James McGovern writes about how relationships must include authorization:
Anyway, the notion of relationship is something that belongs to the identity provider and entities such as the Liberty Alliance are defining standards around it. Check out their notion of the people service. The key though is that relationships sometimes require authorization. For example, just because my son can order an insurance card from Amica doesn't mean he is also allowed to cancel the policy for the entire family. Relationship needs authorization especially in domains having to do with medical interactions.
While I like his good words about the Liberty Alliance, I take exception with some of his conclusions.

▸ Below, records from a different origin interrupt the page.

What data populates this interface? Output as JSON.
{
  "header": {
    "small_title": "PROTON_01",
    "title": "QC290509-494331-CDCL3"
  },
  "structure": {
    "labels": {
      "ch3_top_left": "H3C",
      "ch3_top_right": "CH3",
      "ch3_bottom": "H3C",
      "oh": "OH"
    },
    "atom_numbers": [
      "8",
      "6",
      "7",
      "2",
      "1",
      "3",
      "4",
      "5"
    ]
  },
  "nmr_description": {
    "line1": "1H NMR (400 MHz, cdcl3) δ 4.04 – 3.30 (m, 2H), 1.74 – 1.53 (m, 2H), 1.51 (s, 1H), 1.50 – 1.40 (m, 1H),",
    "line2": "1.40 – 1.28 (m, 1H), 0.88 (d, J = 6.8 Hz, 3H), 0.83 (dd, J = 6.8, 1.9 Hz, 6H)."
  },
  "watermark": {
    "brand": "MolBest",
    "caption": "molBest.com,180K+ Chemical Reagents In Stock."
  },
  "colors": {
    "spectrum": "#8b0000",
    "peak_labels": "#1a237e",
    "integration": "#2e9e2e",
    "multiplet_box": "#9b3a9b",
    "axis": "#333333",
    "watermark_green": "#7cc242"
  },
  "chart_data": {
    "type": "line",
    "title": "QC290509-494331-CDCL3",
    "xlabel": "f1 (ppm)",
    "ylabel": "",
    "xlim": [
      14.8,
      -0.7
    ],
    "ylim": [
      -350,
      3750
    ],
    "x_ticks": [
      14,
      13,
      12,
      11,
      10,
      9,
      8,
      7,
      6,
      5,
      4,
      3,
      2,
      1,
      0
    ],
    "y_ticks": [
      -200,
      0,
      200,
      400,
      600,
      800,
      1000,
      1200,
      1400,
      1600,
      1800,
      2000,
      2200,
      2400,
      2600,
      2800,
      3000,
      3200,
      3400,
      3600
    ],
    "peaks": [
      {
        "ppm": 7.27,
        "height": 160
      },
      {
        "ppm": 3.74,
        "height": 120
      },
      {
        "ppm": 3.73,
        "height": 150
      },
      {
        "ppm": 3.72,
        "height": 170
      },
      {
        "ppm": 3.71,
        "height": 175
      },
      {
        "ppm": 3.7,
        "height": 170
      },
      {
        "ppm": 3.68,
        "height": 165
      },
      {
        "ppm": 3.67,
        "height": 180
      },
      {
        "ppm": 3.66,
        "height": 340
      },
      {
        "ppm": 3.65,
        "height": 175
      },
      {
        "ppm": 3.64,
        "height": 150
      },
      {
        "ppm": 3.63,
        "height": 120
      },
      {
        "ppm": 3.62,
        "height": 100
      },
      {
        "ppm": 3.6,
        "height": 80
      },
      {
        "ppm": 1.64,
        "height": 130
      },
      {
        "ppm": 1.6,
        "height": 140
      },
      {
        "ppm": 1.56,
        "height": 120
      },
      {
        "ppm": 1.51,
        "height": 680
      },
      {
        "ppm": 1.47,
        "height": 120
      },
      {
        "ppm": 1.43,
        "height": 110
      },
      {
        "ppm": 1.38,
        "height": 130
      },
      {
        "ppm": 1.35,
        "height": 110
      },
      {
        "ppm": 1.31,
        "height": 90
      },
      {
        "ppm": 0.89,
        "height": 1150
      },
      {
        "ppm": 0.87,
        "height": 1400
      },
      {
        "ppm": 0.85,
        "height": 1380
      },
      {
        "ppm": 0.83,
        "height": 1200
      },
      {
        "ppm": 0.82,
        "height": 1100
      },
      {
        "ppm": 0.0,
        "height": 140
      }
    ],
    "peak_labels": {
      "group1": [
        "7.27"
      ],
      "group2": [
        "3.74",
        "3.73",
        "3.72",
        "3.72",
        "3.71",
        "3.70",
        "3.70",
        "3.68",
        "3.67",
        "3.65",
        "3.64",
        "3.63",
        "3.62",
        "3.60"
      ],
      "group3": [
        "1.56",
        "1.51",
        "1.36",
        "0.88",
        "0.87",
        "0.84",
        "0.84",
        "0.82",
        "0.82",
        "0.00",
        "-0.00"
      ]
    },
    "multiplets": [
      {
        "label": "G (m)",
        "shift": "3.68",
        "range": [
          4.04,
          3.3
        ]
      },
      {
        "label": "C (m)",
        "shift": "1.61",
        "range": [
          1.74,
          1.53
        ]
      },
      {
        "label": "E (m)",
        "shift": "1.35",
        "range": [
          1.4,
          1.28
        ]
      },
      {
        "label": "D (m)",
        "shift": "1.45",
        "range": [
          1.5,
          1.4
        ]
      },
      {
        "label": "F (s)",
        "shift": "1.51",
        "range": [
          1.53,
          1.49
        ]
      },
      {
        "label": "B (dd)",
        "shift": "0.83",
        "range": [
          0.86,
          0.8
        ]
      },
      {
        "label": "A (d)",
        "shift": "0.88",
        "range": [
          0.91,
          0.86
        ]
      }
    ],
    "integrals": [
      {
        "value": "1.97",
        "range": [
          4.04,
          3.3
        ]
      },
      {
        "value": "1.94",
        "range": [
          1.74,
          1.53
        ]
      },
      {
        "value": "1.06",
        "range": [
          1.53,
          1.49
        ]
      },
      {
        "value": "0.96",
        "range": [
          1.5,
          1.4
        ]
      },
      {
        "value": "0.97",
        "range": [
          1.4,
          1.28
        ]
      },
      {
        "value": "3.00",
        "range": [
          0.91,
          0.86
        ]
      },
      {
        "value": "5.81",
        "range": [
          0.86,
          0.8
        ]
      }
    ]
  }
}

First off, I don't think that relationships should or must belong to the Identity Provider. This is especially important in a world where my relationships cross the boundaries to many different Identity Providers. Within Liberty's People Service, we took great pains to ensure that the protocols support both a) the People Service be able to be provided by a party other than an IdP (just as LinkedIn provides this type of service to their customers) and b) the relationships contained within a user's People Service must be able to cross identity domains while still protecting the privacy of the users. The latter requirement lead to some rather complex protocol sequence requirements when establishing a connection.
Secondly, I look at authorization as being associated with the object being accessed (where the input parameters may include individuals and/or group memberships) and not with the relationship itself. So in the example provided by James, James would introduce his son to Amica (using the People Service) and then set the associated rights at Amica, not within the People Service. The primary driver for this is that only Amica understands the objects available to Jim and the associated access permissions that may be possible for those objects.
The one place where I see the People Service (and/or any other relationship tracking service) getting involved in authorization is where the user controls what another may do with his relationship (e.g. I can allow Paul to see my relationships (and the fact that I long ago had a coolness link to the ever-cool Joni)).